彼氏がいて合コンには行かなくても、山中くんの誘いには応じたり、相談という名の誘いで散々振り回していたんだから。
自分を想う男をいいように使う女だ。
一番質の悪い人間なんだ。
3人の会話を聞いていて何とも気分が悪くなったので、立ち上がりその場を後にした。
そして営業部に戻る前にトイレに寄って個室に入っている時、話しながら誰かが入ってきた。

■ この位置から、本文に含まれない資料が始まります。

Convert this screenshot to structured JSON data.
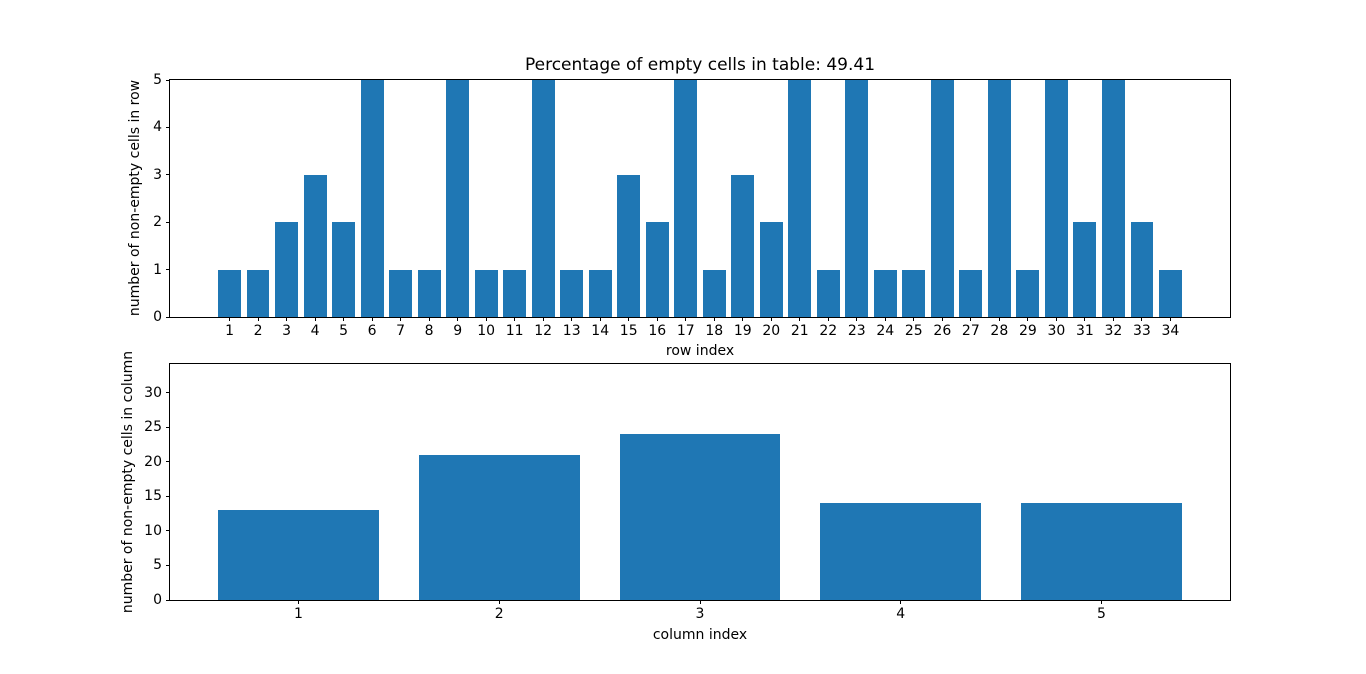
{
  "figure": {
    "background": "#ffffff",
    "bar_color": "#1f77b4"
  },
  "chart_data": [
    {
      "type": "bar",
      "title": "Percentage of empty cells in table: 49.41",
      "xlabel": "row index",
      "ylabel": "number of non-empty cells in row",
      "categories": [
        1,
        2,
        3,
        4,
        5,
        6,
        7,
        8,
        9,
        10,
        11,
        12,
        13,
        14,
        15,
        16,
        17,
        18,
        19,
        20,
        21,
        22,
        23,
        24,
        25,
        26,
        27,
        28,
        29,
        30,
        31,
        32,
        33,
        34
      ],
      "values": [
        1,
        1,
        2,
        3,
        2,
        5,
        1,
        1,
        5,
        1,
        1,
        5,
        1,
        1,
        3,
        2,
        5,
        1,
        3,
        2,
        5,
        1,
        5,
        1,
        1,
        5,
        1,
        5,
        1,
        5,
        2,
        5,
        2,
        1
      ],
      "xlim": [
        -1.09,
        36.09
      ],
      "ylim": [
        0,
        5
      ],
      "yticks": [
        0,
        1,
        2,
        3,
        4,
        5
      ],
      "bar_width": 0.8,
      "color": "#1f77b4",
      "grid": false,
      "legend": null
    },
    {
      "type": "bar",
      "title": "",
      "xlabel": "column index",
      "ylabel": "number of non-empty cells in column",
      "categories": [
        1,
        2,
        3,
        4,
        5
      ],
      "values": [
        13,
        21,
        24,
        14,
        14
      ],
      "xlim": [
        0.36,
        5.64
      ],
      "ylim": [
        0,
        34.2
      ],
      "yticks": [
        0,
        5,
        10,
        15,
        20,
        25,
        30
      ],
      "bar_width": 0.8,
      "color": "#1f77b4",
      "grid": false,
      "legend": null
    }
  ]
}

話は止まることがなくカチャカチャと音がしたので、化粧直しでも始めたのだろう。
「ねえ、今日の朝会社の前で澤田さんの姿が見えたから、急いで走って行って話しかけちゃった」
「え~、いいな~」
こんな場所でも出てきた彼の名にドキッとして、私は便座に座ったまま縮こまる。
まったくどこでも話題になるんだな・・。
「そうそれで一緒にエレベーターに乗って、混雑を理由にくっついちゃった~」
「やだ!抱きついたの?」
「まさか!あ~でも折角だから抱きついちゃえば良かったな。もう失敗だよ~」
「そうだよ~、よろけた振りすれば抱きとめてくれたかもしれないよ。もったいな~い」
「うそ~!」
キャアキャアと楽しそうな彼女達の声に、私の顔は能面のように凍りつく。
姿が見えないから声でしか想像できないこの状況に、心臓だけがバクバクと早くなる。
むかつき?怒り?苛立ち?この感情はどれ?
ああ、全部同じか。そう心でつぶやいて苦笑する。
彼がいない所でも彼の話題が出て、それを私が聞いてしまう。
早く会社に戻れてラッキーと思っていたけど、こんな状況で不快になってしまうのは早く会社に戻れたことはラッキーではなかったのかもしれない・・と思い直してしまうことになる。
澤田隼人・・・いったい君はどれだけもてるんだ。
これだもの、私が彼と付き合っているだなんて言えるわけがない。
そう思う一方、彼と付き合っているのは私なんだ!と言いたい気持ちにもなってしまう。
澤田隼人には彼女がいる。澤田隼人は今井咲季と付き合っている。澤田隼人に近寄るな。媚を売るな。
吐き出したい気持ちが次々に頭に浮かんでくる。
決して言葉に出してはいけないものなのに。
声に出ないように飲み込んで、飲み込んで。
私は大丈夫。何でもない。全然平気。
また自分に言い聞かせる。
そして今まで楽しそうに騒いでいた彼女達がいなくなったことを確認してから個室を出て、深いため息をつきながら営業部へと向かった。